Oltre la sponda nuziale portava la luna,
nel cerchio alone di tulle…
Luce calda d’eternità vi cercavo
– me franta dall’esilio svegliasse! –
in sconfinati spazi, in mare infinito
e oltre, oltre il vetro, limpidi i tratti
del mio sposo dal balcone subito colsi.


Approdo

Sospendono le notti ogni amarezza,
non ai sogni chiedendo di far luce
o al mare pace

– se in balìa di forte brezza –

ma scrutando nel profondo
dove il Vero ci conduce

e dove poi ci ferma.

Qualcosa all’improvviso
in noi traluce
e non restiamo soli tra gli scogli,
vedendo in lontananza
Chi ci attende,
che braccia stende
a noi già aprendo Sue.

Spossati dal viaggiare della vita,
scampati a naufragi e fratricidi,

oranti e penitenti

a Dio in ginocchio
per sempre

torneremo,

la Verità Assoluta

tra le stelle,

contemplando.


Il tappeto volante

(per ricordare Iqbal Masih, schiavo nelle manifatture di tappeti
del Pakistan venduto a 4 anni, attivista sindacale a 9, martire a 12)

Oh, come avrei voluto anch’io vederti
spiccare il volo nel cielo aperto di Islamabad,
tra lo sfarzo del sole e le creature meravigliose dell’aria!

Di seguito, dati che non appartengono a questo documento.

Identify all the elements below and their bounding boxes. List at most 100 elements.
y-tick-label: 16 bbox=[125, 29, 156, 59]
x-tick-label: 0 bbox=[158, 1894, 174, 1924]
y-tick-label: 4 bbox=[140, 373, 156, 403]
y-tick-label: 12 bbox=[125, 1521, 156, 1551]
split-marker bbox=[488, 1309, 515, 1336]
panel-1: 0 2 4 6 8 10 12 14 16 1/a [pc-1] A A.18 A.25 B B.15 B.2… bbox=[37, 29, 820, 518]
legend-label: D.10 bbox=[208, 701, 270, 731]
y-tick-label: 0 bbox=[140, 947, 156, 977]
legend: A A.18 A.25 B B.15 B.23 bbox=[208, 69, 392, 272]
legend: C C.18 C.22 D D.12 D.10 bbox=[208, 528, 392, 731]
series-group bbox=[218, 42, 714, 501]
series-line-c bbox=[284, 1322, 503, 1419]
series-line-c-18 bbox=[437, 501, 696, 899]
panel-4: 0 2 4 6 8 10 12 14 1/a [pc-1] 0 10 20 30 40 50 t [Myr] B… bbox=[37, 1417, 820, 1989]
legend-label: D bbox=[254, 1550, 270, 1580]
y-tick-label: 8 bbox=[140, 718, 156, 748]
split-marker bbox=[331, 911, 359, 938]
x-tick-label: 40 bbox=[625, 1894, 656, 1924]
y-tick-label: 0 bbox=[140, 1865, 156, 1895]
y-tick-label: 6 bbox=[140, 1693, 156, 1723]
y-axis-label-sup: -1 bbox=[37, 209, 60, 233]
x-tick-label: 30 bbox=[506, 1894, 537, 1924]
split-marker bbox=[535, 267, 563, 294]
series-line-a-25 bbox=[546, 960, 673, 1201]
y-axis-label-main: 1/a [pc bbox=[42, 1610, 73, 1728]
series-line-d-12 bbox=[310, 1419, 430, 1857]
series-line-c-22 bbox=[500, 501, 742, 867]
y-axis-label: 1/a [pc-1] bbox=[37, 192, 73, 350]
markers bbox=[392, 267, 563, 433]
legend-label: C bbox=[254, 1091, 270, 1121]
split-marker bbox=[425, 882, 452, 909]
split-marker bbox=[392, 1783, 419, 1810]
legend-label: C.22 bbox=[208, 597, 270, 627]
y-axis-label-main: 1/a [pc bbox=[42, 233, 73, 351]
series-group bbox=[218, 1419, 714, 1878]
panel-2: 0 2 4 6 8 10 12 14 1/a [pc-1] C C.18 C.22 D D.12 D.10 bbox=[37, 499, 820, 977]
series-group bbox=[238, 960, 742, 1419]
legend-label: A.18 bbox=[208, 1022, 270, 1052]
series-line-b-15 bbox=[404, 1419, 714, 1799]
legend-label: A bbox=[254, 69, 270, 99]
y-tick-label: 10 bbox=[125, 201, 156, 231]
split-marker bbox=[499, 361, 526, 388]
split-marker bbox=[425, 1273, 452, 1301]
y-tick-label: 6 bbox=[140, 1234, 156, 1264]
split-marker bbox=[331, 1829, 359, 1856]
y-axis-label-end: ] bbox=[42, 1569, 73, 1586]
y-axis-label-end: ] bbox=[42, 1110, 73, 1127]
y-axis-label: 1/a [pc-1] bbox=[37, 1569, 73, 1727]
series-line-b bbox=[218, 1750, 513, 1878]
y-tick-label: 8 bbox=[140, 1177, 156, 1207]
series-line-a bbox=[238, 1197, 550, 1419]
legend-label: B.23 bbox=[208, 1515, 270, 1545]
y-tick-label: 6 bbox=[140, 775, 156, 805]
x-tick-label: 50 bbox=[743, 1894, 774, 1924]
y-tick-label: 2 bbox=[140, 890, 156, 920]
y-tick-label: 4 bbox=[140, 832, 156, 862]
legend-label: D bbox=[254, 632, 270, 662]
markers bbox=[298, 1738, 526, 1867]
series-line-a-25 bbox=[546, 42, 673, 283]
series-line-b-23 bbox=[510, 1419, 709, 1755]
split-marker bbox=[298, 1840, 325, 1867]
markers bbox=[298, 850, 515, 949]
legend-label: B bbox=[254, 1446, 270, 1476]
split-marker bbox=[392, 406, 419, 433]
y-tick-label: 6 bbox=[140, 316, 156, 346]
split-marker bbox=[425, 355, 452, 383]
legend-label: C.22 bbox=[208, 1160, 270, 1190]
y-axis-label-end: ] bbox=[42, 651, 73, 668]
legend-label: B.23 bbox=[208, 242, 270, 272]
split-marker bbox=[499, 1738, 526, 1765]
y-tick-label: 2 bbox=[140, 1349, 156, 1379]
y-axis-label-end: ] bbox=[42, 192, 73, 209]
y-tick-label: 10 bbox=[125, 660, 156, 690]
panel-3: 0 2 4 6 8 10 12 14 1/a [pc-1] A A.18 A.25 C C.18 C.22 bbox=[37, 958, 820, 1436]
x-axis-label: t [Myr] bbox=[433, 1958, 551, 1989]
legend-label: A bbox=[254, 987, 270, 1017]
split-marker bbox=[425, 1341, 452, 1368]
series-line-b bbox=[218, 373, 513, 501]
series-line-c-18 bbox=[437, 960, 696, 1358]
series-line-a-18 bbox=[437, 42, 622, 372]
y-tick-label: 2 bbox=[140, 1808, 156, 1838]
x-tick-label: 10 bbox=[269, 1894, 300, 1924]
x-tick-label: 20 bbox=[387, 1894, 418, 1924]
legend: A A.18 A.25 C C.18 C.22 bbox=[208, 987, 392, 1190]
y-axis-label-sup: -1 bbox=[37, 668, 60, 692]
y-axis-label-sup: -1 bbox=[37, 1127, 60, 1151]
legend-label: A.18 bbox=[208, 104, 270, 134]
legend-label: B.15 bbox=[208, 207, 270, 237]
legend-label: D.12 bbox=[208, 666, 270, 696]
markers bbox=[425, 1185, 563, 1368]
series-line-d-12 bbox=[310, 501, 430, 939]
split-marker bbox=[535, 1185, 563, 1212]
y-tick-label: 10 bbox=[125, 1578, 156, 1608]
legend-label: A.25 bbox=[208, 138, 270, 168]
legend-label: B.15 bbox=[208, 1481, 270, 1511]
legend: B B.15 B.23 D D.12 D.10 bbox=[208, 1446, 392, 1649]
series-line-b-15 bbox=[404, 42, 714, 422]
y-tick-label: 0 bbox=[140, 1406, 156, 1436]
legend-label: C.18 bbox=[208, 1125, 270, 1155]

Dicono che cavalcavi felice nel vento, verso Persepoli,
come re nel deserto assetato, in piedi sul tappeto pregiato
tu che, capelli d’ebano, da tempo già e con fatica
l’abbellivi col punteruolo, al fitto telaio, come rapito da un sogno
e t’attardavi negli arabeschi di fiori colorati o nella bordura bella
che incornicia l’incantevole araba fenice, annodando e tagliando
un capolavoro di disegni lucenti e tecnica antica.
Ce lo avevi detto, Iqbal, che era magico quel tuo tappeto
e che ti avrebbe condotto altrove, oltre le foci fangose dell’Indo,
dove nuotano ancora i coccodrilli feroci e oltre il Pakistan torrido,
dove Buddha medita estatico i ritmi del tempo umano
aprendo appena appena i suoi occhi lontani, felice senza passioni.

Hai sorvolato le terre persiane, sei stato fra i mongoli a cavallo
e i califfi, giocato senza sosta tra il Kashmir montuoso e il Mare Arabico
andando in cerca delle incredibili storie raccontate in urdu e in sindi
dai mercanti spietati che fecero razzia per poche rupie
del lavoro in ginocchio e dei pasti mancati, nel caldo rovente,
tra la polvere, mentre le mani già esperte tendevano i fili d’ordito
e facevano scorrere il pettine di legno per districare la morbida lana.

Ma ora, occhi neri aperti sul mondo, liberi vedi correre nei pascoli
le pecore dal lungo vello, gli stambecchi regali, i gatti selvatici
e le imprevedibili pantere nascoste tra le boscaglie sabbiose.
Avrai gareggiato col leopardo delle nevi e le aquile dalle grandi ali.
Avrai visto tutto questo per la prima volta in un solo giorno,
inseguendo nel vasto deserto il drago e la fenice dei dipinti
e l’orso nero sulle montagne gelate. E tu, piccolo Iqbal,
che non hai conosciuto Scharazad né Ali Babà delle fiabe irreali
né l’antica Babilonia nei miti slavi, sei diventato fiaba bruciante
e riscatto per noi altri tessitori presi senza scrupoli in appalto
e per un istante abbiamo sentito il soffio della libertà sul viso stanco.